The allegations remain under investigation, and no conclusion should be drawn about the officer’s conduct before the process is complete. Even so, the case exposes a high consequence boundary for generative AI in public services. Drafting administrative material is one thing. Creating or altering evidential material, witness related documents, disclosure schedules, or court paperwork enters a different risk category.
The Home Office has published a police AI factsheet describing the new National Centre for AI in Policing, known as PoliceAI, which began mobilising in April and was formally launched in June. That centre is intended to consolidate work on AI adoption across policing. The Derbyshire case shows how quickly the agenda can move from efficiency to evidential integrity.
Auditability is the hard control
Generative AI systems can produce plausible language without preserving a reliable chain of reasoning or evidence. In criminal justice, that weakness is not a technical inconvenience. Courts depend on provenance, disclosure, accuracy, and accountability. A document used in a case must be traceable to its source material and to the person responsible for producing it.
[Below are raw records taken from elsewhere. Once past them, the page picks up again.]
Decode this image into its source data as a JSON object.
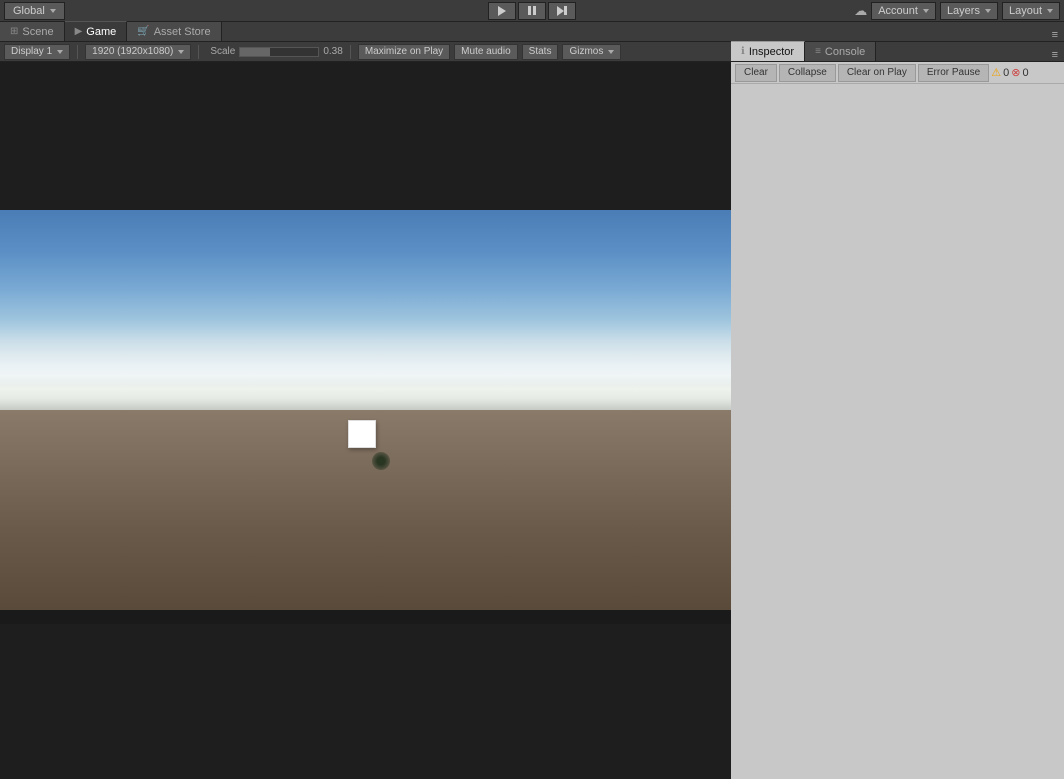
{
  "topbar": {
    "global_label": "Global",
    "account_label": "Account",
    "layers_label": "Layers",
    "layout_label": "Layout"
  },
  "tabs": {
    "scene_label": "Scene",
    "game_label": "Game",
    "asset_store_label": "Asset Store"
  },
  "game_toolbar": {
    "display_label": "Display 1",
    "resolution_label": "1920 (1920x1080)",
    "scale_label": "Scale",
    "scale_value": "0.38",
    "maximize_label": "Maximize on Play",
    "mute_label": "Mute audio",
    "stats_label": "Stats",
    "gizmos_label": "Gizmos"
  },
  "right_tabs": {
    "inspector_label": "Inspector",
    "console_label": "Console"
  },
  "right_toolbar": {
    "clear_label": "Clear",
    "collapse_label": "Collapse",
    "clear_on_play_label": "Clear on Play",
    "error_pause_label": "Error Pause",
    "warning_count": "0",
    "error_count": "0"
  }
}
AI use in policing may still have legitimate value. Tools can help process large volumes of CCTV, organise digital evidence, transcribe material, redact sensitive information, summarise non-evidential documents, or reduce the time officers spend on repetitive administrative tasks. Those uses require clear boundaries, version history, disclosure rules, and systems that separate generated assistance from evidential fact.
The risk is not only that an AI system may hallucinate. A human user may trust, edit, or present generated output without enough scrutiny, while later reviewers may be unable to distinguish source evidence from AI created text. In a criminal case, that can affect defendants, victims, witnesses, prosecutors, police credibility, and the courts.
Public sector AI programmes often begin with a productivity promise: fewer hours spent on paperwork, faster case preparation, and more time for frontline work. Those benefits are attractive in policing, where workloads are heavy and digital evidence volumes continue to rise. The Derbyshire allegations show why governance cannot be deferred until after deployment.
AI policy meets operational practice
The national policing AI agenda will need to answer practical questions. Which tasks can officers use AI for? Which tools are approved? What must be disclosed? How are outputs logged? Who checks accuracy? What happens if a document has been AI assisted? How are prompts, drafts, edits, and final versions retained?
Those questions are not solved by broad statements about responsible AI. They require standard operating procedures, training, technical controls, procurement rules, and audit systems that work under daily operational pressure. If officers reach for public or commercial AI tools because official systems are slow, unavailable, or unclear, policy has already failed at the point of use.
The case also has relevance beyond policing. Public bodies across government are adopting generative AI to reduce administrative pressure, draft documents, triage casework, and summarise records. The more consequential the process, the more the organisation needs evidence of how AI was used and who remains accountable for the final output.
Policing sits at the hardest end of that spectrum because errors can affect liberty, safety, and public trust. AI can still support criminal justice work, but only where the system preserves provenance and human accountability. The Derbyshire investigation will be watched because it tests whether public sector AI governance can cope when the technology enters the evidential chain rather than the back office.